Solution Explanation for LeetCode 1264: Page Recommendations

This problem requires us to find pages that should be recommended to a user (user_id = 1) based on the pages liked by their friends. We need to exclude pages the user already likes. The solution utilizes SQL queries to achieve this efficiently. Both solutions presented leverage the Friendship and Likes tables.

Approach

Both solutions follow a similar strategy:

1. Identify Friends: Find all users who are friends with user_id = 1. This is done using UNION or UNION ALL to combine results from both sides of the Friendship table (since friendship is bidirectional).

2. Find Liked Pages of Friends: Join the results from step 1 with the Likes table to find all pages liked by the identified friends.

3. Exclude Already Liked Pages: Filter out pages that user_id = 1 already likes using a NOT IN subquery or a WHERE clause with a NOT EXISTS condition (demonstrated in alternative solutions not originally provided).

Solution 1: Using CTE (Common Table Expression)

This solution uses a Common Table Expression (CTE) named T to store the friends of user 1. This improves readability and potentially query optimization.

MySQL Code:

WITH T AS (
    SELECT user1_id AS user_id FROM Friendship WHERE user2_id = 1
    UNION
    SELECT user2_id AS user_id FROM Friendship WHERE user1_id = 1
)
SELECT DISTINCT page_id AS recommended_page
FROM T JOIN Likes USING (user_id)
WHERE page_id NOT IN (SELECT page_id FROM Likes WHERE user_id = 1);

Explanation:

• WITH T AS (...): Defines a CTE named T containing the user IDs of friends of user 1. The UNION combines results from both columns of the Friendship table.
• SELECT DISTINCT page_id AS recommended_page: Selects the unique page IDs and renames the column to recommended_page.
• FROM T JOIN Likes USING (user_id): Joins the T CTE with the Likes table using the user_id column. This efficiently links friends to the pages they liked.
• WHERE page_id NOT IN (SELECT page_id FROM Likes WHERE user_id = 1): Filters out pages already liked by user 1. This ensures recommendations are novel.

Solution 2: Direct Subquery

This solution integrates the friend identification directly into the main query using subqueries.

MySQL Code:

SELECT DISTINCT page_id AS recommended_page
FROM Likes
WHERE user_id IN (
    SELECT user1_id AS user_id FROM Friendship WHERE user2_id = 1
    UNION ALL
    SELECT user2_id AS user_id FROM Friendship WHERE user1_id = 1
)
AND page_id NOT IN (SELECT page_id FROM Likes WHERE user_id = 1);

Explanation:

• The WHERE clause contains two conditions:
  • user_id IN (...): Checks if the user_id is in the set of friends (obtained via the subquery).
  • AND page_id NOT IN (...): Excludes pages already liked by user 1 (using another subquery).

Time Complexity Analysis

Both solutions have similar time complexities. The dominant factor is the nested subqueries (or join in Solution 1) which depends on the size of the Friendship and Likes tables.
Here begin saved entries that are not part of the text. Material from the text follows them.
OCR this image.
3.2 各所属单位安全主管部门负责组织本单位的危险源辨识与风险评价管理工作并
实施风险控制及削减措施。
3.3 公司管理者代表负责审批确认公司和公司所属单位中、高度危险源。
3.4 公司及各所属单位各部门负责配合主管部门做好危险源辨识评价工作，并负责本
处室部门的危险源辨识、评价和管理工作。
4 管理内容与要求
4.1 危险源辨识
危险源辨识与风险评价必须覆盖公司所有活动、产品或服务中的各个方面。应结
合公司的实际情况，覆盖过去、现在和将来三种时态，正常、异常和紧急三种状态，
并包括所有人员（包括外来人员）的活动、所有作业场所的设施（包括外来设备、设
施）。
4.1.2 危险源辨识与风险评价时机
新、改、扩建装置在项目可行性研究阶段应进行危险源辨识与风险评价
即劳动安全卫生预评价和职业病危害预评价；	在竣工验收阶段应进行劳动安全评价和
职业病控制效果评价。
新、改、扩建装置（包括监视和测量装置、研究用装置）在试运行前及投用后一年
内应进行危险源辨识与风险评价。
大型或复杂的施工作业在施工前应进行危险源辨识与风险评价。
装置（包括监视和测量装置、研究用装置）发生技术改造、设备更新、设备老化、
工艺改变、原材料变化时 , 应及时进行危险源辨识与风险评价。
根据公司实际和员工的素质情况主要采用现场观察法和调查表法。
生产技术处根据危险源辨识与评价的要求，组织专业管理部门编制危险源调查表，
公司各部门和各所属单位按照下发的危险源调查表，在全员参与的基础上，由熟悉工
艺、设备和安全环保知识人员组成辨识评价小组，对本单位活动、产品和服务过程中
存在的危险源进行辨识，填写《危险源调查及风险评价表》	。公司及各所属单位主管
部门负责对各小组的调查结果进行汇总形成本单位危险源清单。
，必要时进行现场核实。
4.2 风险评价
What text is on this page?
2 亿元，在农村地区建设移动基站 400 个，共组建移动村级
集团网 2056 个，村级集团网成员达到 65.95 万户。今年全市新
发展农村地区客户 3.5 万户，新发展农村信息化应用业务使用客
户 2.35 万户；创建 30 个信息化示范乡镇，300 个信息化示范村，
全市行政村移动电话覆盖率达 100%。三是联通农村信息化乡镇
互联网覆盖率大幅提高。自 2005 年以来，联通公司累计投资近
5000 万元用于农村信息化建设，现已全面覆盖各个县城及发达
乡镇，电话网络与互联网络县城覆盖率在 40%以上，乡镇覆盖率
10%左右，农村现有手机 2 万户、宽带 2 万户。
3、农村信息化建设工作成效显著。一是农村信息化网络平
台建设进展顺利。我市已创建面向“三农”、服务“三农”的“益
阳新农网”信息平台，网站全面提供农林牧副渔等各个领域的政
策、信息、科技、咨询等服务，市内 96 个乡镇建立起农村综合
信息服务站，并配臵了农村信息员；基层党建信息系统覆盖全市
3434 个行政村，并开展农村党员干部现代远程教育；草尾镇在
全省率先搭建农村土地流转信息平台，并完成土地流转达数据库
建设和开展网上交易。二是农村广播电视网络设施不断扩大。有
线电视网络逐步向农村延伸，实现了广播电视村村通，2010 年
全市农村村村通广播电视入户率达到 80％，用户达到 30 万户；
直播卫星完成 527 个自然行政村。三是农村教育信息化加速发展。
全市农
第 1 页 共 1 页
• Worst-Case Time Complexity: O(F * L), where F is the number of rows in Friendship and L is the number of rows in Likes. This is because the join and subquery operations could potentially require iterating through a significant portion of both tables in the worst case. However, database optimizers often reduce this complexity in practice. Index usage on user_id and page_id columns will significantly improve performance.

• Space Complexity: The space complexity is dominated by the temporary results created during query execution. In the worst case, this could be proportional to the size of the input tables, but efficient database systems will minimize this.

In summary, both solutions effectively solve the problem. Solution 1, using a CTE, often enhances readability and may help the database optimizer generate a more efficient execution plan. The choice between them is largely a matter of preference and database-specific optimization considerations. Appropriate indexing on the database tables is crucial for optimal performance, regardless of which solution is chosen.